Yesterday, blogger for the Time Herald/State Senator Daylin Leach attacked ATR’s no-tax pledge and Sen. Orie for signing it a few years ago before voting to increase taxes as part of this budget. (HT GrassrootsPA).

Americans for Tax Reform offered a response, noting among other things, the lack of state spending transparency – which along with the Taxpayer Protection Pledge, is one of their major initiatives.

Leach then offered a rebuttal on taxes and spending, which I have three items to take issue with.

First, Leach claims that

[H]e [ATR’s Patrick Gleason] claims that there are “barriers” to knowing this information, which is my point exactly.

Uh, no. Gleason was referring to obstacles to getting information about where Pennsylvania tax dollars are spent. That is not Leach’s “point exactly”, or even tangentially.
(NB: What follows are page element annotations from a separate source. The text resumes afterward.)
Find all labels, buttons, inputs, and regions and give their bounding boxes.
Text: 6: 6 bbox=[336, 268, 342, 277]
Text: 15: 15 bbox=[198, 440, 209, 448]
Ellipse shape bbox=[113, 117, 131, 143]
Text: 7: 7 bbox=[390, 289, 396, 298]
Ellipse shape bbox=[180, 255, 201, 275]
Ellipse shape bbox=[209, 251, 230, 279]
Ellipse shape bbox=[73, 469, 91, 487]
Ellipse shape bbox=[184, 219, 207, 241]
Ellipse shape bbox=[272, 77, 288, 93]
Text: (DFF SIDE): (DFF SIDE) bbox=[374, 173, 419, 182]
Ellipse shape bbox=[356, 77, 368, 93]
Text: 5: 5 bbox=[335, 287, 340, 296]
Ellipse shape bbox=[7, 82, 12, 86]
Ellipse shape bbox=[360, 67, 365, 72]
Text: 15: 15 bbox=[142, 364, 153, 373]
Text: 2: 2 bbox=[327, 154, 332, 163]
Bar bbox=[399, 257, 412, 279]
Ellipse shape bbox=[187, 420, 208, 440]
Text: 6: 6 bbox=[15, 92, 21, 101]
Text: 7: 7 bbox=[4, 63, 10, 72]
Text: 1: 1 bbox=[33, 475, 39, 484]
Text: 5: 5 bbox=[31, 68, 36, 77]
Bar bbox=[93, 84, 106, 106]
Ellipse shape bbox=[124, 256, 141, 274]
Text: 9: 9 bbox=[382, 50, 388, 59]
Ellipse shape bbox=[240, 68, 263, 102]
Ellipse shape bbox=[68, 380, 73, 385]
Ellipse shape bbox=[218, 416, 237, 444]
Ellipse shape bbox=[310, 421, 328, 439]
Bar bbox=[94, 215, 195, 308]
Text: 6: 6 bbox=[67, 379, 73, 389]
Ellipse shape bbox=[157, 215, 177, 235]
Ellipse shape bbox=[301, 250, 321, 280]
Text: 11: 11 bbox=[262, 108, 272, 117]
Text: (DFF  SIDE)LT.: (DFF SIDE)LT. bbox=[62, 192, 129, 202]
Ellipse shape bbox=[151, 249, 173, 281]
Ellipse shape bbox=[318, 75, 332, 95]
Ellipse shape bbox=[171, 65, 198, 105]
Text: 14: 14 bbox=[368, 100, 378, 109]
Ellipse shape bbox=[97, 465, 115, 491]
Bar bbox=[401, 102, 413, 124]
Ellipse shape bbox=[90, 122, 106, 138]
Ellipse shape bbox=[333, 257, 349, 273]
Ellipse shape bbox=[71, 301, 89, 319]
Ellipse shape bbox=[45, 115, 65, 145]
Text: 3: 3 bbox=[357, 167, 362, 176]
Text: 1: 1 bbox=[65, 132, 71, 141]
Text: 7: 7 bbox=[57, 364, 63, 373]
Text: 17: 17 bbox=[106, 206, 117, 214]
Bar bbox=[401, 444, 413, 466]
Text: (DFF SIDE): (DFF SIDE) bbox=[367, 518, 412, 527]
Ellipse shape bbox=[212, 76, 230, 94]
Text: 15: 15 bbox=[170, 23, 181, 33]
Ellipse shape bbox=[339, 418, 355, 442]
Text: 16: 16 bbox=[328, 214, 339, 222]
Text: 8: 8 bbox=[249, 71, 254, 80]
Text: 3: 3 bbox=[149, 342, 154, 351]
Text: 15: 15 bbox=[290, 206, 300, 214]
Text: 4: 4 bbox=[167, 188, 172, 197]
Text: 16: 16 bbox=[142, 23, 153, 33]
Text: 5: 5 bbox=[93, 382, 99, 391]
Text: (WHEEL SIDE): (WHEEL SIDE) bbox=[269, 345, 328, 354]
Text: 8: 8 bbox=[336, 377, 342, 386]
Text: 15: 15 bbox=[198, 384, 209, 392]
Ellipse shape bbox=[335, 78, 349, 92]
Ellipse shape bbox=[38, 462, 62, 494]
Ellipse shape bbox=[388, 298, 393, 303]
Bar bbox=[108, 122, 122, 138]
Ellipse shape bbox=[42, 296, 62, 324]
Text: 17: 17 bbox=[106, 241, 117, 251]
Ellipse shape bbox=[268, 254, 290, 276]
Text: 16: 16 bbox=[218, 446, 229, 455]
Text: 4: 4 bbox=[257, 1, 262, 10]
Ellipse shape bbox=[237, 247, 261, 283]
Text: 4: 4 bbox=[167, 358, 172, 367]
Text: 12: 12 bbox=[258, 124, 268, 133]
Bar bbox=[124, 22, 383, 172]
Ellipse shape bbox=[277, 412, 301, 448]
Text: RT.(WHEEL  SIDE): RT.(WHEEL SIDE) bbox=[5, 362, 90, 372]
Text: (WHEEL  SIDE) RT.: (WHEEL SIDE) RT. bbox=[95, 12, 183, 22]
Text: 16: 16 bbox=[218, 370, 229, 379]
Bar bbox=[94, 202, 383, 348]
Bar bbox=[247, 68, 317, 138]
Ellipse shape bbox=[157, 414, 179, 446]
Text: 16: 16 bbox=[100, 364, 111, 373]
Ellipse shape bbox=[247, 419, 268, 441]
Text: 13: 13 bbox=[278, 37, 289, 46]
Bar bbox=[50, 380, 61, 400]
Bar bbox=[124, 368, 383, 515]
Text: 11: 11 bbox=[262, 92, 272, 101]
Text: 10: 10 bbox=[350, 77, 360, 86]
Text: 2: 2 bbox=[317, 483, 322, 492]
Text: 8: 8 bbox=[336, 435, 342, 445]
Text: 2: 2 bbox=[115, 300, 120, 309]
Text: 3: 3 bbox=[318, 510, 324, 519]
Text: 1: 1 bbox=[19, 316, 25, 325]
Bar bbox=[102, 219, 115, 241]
He says nothing about state spending transparency.

Second, Leach cites a poll which

[F]ound that a strong majority of Pennsylvanians support paying more taxes to avoid cuts in education and health care.

I’ve already written about this – but that poll also found voters preferred laying off state employees and cutting services to higher taxes. And the question he likes was a false one – none of the proposed budgets would have resulted in cuts for education or health care.

Finally, Leach pulls a “Washington Monument” ploy, writing

Similarly, while the government must, and should, and did make cuts, there are certain core functions like say…feeding the kids, that it must avoid cutting for the good of society.

Leach acts as though the budget debate in Pennsylvania was whether to raise taxes or starve children.

In reality, the state budget preserved hundreds of millions of dollars for corporate welfare, millions more for the Pittsburgh Penguins arena, million dollar marketing deals, fraud (and outright theft) in welfare, per-diems for lawmakers, funding for ACORN, and a multitude of other spending initiatives someone less critical than feeding kids.